Mitigating Security Challenges in Multi-cloud and Hybrid Cloud Environments: A Comprehensive Framework Based on AI, Blockchain, and Zero Trust Models
摘要
Using platforms like AWS, Azure, or google cloud, which offer flexibility and resilience but also present difficult security concerns, multi-cloud and hybrid clouds methods have become more popular in past years. These settings diversity leads to fragmented security rules, jumbled IAM and overlooked perimeter defenses. Because of the plurality in logging, this fragmented environment makes it harder to conduct effective audits and keeps increasing the risk of insider assaults. We address this gap by introducing a four layered paradigm that integrates blockchain, Artificial intelligence and ZT. The intelligence hub, the security control and AI layer, gathers telemetry from every cloud.

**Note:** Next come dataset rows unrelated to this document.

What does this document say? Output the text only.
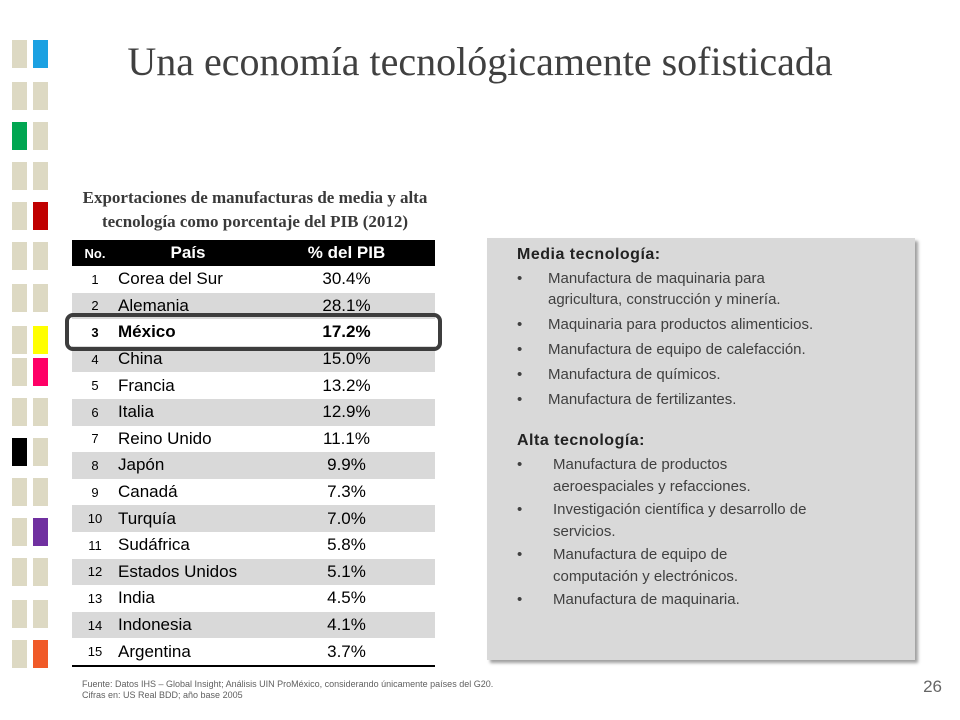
Una economía tecnológicamente sofisticada
Exportaciones de manufacturas de media y alta
tecnología como porcentaje del PIB (2012)
No.	País	% del PIB
1	Corea del Sur	30.4%
2	Alemania	28.1%
3	México	17.2%
4	China	15.0%
5	Francia	13.2%
6	Italia	12.9%
7	Reino Unido	11.1%
8	Japón	9.9%
9	Canadá	7.3%
10	Turquía	7.0%
11	Sudáfrica	5.8%
12	Estados Unidos	5.1%
13	India	4.5%
14	Indonesia	4.1%
15	Argentina	3.7%
Media tecnología:
• Manufactura de maquinaria para agricultura, construcción y minería.
• Maquinaria para productos alimenticios.
• Manufactura de equipo de calefacción.
• Manufactura de químicos.
• Manufactura de fertilizantes.
Alta tecnología:
• Manufactura de productos aeroespaciales y refacciones.
• Investigación científica y desarrollo de servicios.
• Manufactura de equipo de computación y electrónicos.
• Manufactura de maquinaria.
Fuente: Datos IHS – Global Insight; Análisis UIN ProMéxico, considerando únicamente países del G20.
Cifras en: US Real BDD; año base 2005	26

Through the application of several AI/ML models, such as LSTM autoencoders and isolation Forest, the time anomaly alert greatly aids in the real time ZT policy decisions by continuously monitoring user behavior and workload variations. The blockchain integrity layer which uses a permission blockchain to ensure non-repudiation and compliance, empirically tests the frameworks theoretical soundness in an emulated hybrid-cloud experiment using Ai logs to measure and check the routing of extracts through model for Ai-based undesired event detection, latency for blockchain-based logging, and correct enforcement in the zero Trust model. To solve the omnipresent security, visibility, and compliance concerns in the fluid multi-cloud and hybrid cloud environments, we introduce in this study for the first time an integrated security methodology that we call the Ai-blockchain-zero trust (ABZT) architecture. Legacy perimeter-centric models can't keep up with advanced persistent threats, (APT), and insider risks; it's time for a new approach: continuous verification (Zero Trust) coupled with state-of-the-art, behavior-based threat analysis (AI) and tamper-proof audit trails (Blockchain).